Today is March 30. On this date in:
1814
The European nations allied against Napoleon marched into Paris.
1822
Florida became a U.S. territory.
1842
Dr. Crawford Long performed the first operation while the patient was anesthetized by ether.
1848
Niagara Falls stopped flowing for one day due to an ice jam.
1867
U.S. Secretary of State William H. Seward reached agreement with Russia to purchase the territory of Alaska for $7.2 million, a deal ridiculed by critics as “Seward’s Folly.”
1870
The 15th Amendment to the U.S. Constitution, which prohibited denying citizens the right to vote and hold office on the basis of race, was declared in effect.
1923
The Cunard liner RMS Laconia became the first passenger ship to circle the globe as it arrived in New York.
1939
The comic book “Detective Comics” issue 27 appeared on newsstands, introducing the character Batman, created by Bob Kane.
1964
John Glenn withdrew from the Ohio race for the U.S. Senate because of injuries suffered in a fall.
1964
The game show “Jeopardy!,” created by Merv Griffin and hosted by Art Fleming, premiered on NBC.
1975
As the Vietnam War neared its end, Communist forces occupied the city of Da Nang.
1981
President Ronald Reagan was shot and seriously injured outside a Washington hotel by John W. Hinckley Jr.; also wounded were White House press secretary James Brady, Secret Service agent Timothy McCarthy and a District of Columbia police officer, Thomas Delahanty.
1991
Patricia Bowman of Jupiter, Florida, told authorities she’d been raped hours earlier by William Kennedy Smith, the nephew of Sen.
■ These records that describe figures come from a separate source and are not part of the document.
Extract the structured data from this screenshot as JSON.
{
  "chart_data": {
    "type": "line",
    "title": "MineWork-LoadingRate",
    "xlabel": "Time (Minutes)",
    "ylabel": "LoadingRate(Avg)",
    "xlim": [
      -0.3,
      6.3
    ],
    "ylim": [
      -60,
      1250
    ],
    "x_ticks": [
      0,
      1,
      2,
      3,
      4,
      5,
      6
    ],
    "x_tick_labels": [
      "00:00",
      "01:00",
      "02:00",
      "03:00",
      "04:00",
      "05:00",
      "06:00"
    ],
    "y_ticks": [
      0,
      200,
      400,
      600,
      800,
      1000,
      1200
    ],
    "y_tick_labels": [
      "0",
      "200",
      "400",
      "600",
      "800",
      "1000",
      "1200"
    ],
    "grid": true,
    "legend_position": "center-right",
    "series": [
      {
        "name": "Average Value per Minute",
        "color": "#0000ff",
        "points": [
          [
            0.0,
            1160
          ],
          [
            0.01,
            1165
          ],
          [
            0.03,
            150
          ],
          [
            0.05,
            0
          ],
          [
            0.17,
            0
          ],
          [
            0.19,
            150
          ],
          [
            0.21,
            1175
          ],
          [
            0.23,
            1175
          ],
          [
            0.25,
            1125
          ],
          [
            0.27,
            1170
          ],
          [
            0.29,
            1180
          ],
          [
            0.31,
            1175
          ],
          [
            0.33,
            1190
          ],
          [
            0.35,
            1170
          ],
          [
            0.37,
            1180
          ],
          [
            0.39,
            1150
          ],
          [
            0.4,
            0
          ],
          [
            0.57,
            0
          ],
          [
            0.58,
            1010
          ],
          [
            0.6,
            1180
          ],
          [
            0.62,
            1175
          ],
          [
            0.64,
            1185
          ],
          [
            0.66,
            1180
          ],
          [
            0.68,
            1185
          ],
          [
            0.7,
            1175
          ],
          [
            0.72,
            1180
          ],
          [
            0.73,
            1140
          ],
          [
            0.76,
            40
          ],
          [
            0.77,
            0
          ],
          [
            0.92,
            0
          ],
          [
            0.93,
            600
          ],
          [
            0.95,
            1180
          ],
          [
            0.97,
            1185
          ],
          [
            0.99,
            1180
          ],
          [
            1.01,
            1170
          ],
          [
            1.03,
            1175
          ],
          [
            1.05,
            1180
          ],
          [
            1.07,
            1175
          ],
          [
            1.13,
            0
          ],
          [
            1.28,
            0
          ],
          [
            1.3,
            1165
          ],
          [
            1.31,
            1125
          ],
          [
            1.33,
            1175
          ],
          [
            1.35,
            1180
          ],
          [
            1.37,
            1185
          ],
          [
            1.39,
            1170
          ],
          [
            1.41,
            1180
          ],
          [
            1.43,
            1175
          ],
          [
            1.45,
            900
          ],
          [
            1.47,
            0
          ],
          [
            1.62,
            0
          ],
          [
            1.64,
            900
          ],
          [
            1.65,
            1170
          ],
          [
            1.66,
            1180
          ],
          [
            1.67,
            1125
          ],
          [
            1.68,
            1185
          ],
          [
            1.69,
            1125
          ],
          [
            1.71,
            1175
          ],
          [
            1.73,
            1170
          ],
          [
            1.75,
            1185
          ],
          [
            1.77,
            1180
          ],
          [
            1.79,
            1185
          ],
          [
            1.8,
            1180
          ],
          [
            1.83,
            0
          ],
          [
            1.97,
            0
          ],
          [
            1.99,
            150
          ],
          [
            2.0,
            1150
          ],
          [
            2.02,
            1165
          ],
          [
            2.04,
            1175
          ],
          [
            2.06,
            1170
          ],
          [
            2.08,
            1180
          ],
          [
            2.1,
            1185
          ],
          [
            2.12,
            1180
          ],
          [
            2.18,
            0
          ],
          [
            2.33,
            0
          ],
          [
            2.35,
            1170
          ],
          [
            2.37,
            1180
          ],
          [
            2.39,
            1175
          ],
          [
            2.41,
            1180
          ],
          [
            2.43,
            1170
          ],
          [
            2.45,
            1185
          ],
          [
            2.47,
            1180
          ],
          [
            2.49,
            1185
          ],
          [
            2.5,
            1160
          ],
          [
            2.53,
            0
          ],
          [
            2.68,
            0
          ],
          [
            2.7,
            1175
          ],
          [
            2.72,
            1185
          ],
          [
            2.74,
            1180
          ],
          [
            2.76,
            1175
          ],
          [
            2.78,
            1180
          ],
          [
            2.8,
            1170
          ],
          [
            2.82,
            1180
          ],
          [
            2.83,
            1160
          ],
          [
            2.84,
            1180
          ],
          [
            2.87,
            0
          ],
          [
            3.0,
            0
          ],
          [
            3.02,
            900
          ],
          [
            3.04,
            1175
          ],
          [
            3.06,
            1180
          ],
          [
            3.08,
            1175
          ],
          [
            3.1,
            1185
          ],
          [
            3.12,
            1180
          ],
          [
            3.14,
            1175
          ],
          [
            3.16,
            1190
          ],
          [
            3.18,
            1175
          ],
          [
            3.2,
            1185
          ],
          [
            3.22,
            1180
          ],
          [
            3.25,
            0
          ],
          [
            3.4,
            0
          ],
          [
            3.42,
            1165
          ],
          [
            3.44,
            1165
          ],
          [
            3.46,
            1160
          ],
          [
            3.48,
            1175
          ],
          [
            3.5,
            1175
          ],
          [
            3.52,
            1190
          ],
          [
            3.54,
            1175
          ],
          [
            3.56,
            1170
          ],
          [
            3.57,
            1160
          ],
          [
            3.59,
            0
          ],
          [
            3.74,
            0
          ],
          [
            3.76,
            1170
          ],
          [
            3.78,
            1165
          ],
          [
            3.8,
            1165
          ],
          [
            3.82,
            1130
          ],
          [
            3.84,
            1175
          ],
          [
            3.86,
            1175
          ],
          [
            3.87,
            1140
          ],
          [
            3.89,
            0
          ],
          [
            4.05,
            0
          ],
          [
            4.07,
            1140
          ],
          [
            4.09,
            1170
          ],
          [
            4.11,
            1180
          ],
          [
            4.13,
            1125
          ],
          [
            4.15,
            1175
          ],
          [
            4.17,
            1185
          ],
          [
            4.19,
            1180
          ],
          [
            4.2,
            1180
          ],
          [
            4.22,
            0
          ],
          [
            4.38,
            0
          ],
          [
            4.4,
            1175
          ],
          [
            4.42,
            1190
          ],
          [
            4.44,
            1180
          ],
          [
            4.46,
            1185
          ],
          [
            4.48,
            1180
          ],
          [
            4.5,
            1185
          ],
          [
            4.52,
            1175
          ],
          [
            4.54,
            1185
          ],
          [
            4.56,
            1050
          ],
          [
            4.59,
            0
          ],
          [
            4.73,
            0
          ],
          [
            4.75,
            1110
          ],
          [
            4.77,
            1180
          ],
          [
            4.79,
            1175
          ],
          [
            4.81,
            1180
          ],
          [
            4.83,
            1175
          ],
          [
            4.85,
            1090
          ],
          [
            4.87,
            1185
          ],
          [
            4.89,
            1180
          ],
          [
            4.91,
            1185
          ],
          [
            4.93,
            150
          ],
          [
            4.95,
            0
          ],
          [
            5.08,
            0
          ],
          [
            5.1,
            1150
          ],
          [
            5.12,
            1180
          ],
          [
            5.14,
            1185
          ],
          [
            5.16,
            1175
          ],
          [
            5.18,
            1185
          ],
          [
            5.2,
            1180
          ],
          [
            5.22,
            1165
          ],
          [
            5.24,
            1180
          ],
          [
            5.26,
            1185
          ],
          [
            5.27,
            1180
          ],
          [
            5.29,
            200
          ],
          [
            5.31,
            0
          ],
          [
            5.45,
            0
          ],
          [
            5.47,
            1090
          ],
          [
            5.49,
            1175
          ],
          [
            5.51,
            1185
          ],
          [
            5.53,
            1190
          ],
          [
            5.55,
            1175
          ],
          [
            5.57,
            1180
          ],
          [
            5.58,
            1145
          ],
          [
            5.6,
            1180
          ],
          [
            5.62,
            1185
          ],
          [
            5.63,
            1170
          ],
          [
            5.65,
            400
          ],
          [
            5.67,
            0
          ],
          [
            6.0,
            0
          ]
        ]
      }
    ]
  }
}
Edward Kennedy, at the family’s Palm Beach estate. (Smith was acquitted at trial.)
2004
In a reversal, President George W. Bush agreed to let National Security Adviser Condoleezza Rice testify publicly and under oath before an independent panel investigating the 9/11 terrorist attacks.
2008
The Army said the remains of Sgt. Keith Matthew Maupin of Clermont County, captured in Iraq in 2004, had been found and identified.
2017
North Carolina rolled back its “bathroom bill” in a bid to end a yearlong backlash over transgender rights that had cost the state dearly in business projects, conventions and basketball tournaments.